The Summer 2006 issue of The Wilson Quarterly includes a long think piece by me on video games. I was having trouble summing up the article, which includes some discussion of the "serious games" movement, a brief look at the history of video games, and quite a bit of analysis and history of the "games are teachers" argument popularized in Steven Johnson's Everything Bad Is Good for You. Fortunately, the magazine's editors did the job quite nicely for me on the table of contents: "Video games aren't for adolescent geeks anymore--if they ever were. Now they're powerful teaching tools, for better and for worse."
Although I'm basically sanguine-to-neutral on the long-term effects of video games on society, I'm particularly interested in what people think about my riff on the "for worse" part of the equation. I'll give away part of my conclusion here:
Shorter Wilson Quarterly: "The important thing to find out about video games isn't whether they are teachers. 'The question is,' as game designer Raph Koster writes in A Theory of Fun for Game Design (2004), 'what do they teach?' ...
"Whether you find the content of video games inoffensive or grotesque, their structure teaches players that the best course of action is always to accept the system and work to succeed within it. 'Games do not permit innovation,' Koster writes. 'They present a pattern. Innovating out of a pattern is by definition outside the magic circle. You don't get to change the physics of a game.' Nor, when a computer is the referee, do you get to challenge the rules or to argue about their merits. That isn't to say that there aren't ways to innovate from within the system. Gamers are famous for coming up with creative approaches to the problems a game presents. But devising a new, unexpected strategy to succeed under the existing rules isn't the same thing as proposing new rules, new systems, new patterns.
"Our video game brains, trained on success machines, may be undergoing a Mr. Universe workout, one that leaves us stronger but less flexible."
The article isn't online, so head to your newsstand of choice (even in Kansas) and plunk down your $6.95 for the hard copy to read the rest of it. Alternatively, you could save gas money by mailing the magazine an $8 check.
Recycled video-game stories: The War on Terror's lamest video games; Madden: Sports' new arbiter of cool.
Just finished your article "Are Video Games Evil?" in the Summer 2006 Wilson's Quarterly, and was looking for the online link.

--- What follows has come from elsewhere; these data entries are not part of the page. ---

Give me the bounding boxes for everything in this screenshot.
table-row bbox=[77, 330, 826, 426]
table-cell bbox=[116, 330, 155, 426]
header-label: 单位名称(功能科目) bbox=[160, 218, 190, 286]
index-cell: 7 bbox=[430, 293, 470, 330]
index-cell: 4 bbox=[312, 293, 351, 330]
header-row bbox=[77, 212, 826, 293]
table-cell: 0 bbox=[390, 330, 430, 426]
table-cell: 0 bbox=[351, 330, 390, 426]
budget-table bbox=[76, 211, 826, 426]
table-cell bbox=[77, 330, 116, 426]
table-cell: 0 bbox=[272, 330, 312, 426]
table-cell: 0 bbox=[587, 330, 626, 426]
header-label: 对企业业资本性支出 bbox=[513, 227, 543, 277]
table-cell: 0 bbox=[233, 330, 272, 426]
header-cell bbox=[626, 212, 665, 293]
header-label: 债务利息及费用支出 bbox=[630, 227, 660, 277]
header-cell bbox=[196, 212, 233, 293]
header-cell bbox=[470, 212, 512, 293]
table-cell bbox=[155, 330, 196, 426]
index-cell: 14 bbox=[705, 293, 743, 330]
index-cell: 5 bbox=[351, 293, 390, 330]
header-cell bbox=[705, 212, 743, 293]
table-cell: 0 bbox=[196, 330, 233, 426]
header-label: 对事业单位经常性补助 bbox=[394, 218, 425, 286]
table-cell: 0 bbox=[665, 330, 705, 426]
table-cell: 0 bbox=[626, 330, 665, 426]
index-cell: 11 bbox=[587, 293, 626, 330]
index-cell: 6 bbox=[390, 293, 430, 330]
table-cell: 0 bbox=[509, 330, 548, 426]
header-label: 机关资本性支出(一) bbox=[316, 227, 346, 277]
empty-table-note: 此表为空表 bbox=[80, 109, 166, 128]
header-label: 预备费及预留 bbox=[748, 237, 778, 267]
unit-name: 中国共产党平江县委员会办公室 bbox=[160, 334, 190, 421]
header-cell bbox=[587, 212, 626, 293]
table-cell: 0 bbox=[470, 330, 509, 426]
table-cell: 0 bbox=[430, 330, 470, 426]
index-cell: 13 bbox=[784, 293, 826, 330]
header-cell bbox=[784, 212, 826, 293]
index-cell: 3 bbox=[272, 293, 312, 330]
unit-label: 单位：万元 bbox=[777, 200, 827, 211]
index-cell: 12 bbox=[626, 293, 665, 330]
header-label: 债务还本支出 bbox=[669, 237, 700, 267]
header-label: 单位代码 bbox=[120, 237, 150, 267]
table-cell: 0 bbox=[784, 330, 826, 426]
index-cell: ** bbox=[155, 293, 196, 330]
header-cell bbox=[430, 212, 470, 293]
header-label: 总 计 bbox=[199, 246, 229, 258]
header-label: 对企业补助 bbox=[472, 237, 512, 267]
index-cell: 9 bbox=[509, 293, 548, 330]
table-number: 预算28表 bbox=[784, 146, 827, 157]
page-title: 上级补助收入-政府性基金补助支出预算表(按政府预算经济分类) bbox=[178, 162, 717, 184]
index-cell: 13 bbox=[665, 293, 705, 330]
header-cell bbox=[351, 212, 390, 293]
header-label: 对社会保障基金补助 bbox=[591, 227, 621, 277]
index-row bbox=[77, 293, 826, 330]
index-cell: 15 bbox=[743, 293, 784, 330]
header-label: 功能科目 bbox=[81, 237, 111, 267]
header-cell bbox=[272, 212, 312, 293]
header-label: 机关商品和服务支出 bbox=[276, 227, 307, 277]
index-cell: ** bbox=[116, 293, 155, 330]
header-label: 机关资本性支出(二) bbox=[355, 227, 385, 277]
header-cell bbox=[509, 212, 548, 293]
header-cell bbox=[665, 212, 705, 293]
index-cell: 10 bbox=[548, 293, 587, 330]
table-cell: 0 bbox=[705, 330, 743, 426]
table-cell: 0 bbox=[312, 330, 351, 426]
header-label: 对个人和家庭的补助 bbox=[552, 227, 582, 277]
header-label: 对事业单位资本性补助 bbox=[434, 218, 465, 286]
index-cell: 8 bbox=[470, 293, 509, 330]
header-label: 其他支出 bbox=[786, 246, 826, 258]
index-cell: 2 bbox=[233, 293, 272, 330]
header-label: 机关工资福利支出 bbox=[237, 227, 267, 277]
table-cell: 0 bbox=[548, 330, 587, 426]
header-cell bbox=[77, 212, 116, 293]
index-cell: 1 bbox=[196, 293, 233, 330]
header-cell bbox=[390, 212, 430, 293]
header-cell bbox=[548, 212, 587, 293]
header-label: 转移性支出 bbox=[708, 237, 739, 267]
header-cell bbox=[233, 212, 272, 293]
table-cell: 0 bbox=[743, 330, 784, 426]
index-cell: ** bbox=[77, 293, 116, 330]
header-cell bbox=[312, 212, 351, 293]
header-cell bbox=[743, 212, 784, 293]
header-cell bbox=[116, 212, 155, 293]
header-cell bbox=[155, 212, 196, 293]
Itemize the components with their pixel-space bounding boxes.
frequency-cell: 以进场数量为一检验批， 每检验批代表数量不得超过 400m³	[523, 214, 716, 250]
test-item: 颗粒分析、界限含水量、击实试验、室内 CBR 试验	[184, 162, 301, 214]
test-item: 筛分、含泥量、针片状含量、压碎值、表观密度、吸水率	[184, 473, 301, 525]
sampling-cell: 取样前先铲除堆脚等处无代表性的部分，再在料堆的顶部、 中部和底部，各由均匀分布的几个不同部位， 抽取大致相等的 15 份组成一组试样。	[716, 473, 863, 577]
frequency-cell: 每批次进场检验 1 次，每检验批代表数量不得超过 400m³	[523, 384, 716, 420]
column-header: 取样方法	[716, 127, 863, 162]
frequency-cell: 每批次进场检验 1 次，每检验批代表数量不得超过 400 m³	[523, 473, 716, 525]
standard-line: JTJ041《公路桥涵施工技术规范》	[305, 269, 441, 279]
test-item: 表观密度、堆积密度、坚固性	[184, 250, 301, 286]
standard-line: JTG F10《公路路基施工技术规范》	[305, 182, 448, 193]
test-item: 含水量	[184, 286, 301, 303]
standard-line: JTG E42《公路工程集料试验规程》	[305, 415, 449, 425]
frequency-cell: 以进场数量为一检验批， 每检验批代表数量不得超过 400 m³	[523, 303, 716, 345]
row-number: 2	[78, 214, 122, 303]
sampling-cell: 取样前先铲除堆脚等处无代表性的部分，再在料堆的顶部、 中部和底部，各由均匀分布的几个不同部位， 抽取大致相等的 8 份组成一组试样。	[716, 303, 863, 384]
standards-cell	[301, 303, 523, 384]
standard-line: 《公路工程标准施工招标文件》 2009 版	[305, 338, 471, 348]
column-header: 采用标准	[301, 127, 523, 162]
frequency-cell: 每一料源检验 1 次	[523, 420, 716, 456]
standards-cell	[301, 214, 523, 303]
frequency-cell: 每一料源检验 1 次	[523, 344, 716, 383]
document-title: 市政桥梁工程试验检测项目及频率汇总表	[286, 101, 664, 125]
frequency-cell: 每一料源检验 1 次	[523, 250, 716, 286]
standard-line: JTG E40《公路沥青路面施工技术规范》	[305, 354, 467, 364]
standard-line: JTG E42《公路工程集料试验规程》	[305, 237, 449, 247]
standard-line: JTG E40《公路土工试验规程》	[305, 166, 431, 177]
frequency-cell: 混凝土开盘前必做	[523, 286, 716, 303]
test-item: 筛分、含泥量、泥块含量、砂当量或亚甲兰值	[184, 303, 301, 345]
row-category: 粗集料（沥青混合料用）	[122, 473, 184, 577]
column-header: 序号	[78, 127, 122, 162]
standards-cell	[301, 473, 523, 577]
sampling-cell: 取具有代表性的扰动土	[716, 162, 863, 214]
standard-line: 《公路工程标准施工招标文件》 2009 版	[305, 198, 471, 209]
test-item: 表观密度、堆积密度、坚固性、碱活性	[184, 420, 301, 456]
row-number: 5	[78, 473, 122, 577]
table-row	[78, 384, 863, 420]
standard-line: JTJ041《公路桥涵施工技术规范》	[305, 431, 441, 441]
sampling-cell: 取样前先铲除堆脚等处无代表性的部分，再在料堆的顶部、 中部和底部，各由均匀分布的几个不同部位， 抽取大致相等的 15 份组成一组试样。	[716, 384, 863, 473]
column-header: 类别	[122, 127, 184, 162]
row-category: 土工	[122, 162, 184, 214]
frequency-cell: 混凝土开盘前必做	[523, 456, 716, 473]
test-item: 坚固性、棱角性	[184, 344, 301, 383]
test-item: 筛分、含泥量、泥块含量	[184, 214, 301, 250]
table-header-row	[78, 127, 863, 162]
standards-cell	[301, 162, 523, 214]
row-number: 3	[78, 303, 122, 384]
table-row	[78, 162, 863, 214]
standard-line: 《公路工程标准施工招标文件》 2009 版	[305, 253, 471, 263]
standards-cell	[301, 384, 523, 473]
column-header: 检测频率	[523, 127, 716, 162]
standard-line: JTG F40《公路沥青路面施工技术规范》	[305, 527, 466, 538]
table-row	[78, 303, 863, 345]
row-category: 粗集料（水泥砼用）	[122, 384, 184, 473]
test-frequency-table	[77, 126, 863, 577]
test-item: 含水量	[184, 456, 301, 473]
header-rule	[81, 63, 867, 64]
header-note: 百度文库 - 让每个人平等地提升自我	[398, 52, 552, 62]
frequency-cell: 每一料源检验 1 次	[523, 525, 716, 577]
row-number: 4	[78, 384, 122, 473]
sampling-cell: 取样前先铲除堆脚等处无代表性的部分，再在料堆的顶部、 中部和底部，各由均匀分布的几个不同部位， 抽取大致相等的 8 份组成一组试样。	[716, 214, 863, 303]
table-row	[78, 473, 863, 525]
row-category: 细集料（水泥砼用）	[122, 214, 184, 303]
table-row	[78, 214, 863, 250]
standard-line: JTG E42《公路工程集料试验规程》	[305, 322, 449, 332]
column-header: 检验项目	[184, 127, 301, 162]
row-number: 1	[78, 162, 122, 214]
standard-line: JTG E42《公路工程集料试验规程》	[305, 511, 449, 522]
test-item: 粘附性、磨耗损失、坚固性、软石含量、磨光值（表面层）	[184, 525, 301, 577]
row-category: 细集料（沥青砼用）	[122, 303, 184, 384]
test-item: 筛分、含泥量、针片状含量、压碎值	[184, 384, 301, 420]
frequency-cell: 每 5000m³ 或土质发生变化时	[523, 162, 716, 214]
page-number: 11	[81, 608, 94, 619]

I'm sending the link to my longtime gaming buddies (a mixture of ages, with board gamers, video gamers and role players) and hoping to promote some insightful discussion from them.
But, as I've found you, let me say I found your article intriguing. I was also extremely impressed by the surprising (and likely very accurate) conclusion on what seemed an almost tangential thread at the start.
As a longtime paper/board gamer who started with the earliest computer games, I've been torn on what the last ten years of video games REALLY teach.
As all good trainers know, games of any sort are always excellent vehicles to convey information. But we are also aware all games teach at a multitude of levels. Thus I found your conclusion chilling and thought provoking.
However, I would also like to ask, as gamers we frequently 'game the system' - learning to 'win' by playing the loopholes in the game/system rather than playing as 'designed.' I generally find that's the lesson most gamers will take to heart - even if it obscures the intended message the game was meant to convey.
Is my experience not the norm? If you do agree, does it still fit with your premise, or in any way mitigate your conclusion?
Also, the issue many might have expected you to face head on in this article - does violence in video games teach violence? Or more to the point, does the violence in video games inure players to violence? – is not really answered, is it? I realize there is not necessarily a difinitive answer, but what are your thoughts? I am assuming you held that out in an effort to keep a lid on the length of the article and not cloud your main point. But with the space afforded by your blog, would you care to expand on that theme? I'd enjoy reading your thoughts on that, since video games are not my primary method of gaming.
Either way, thank you again for an excellent and insightful article.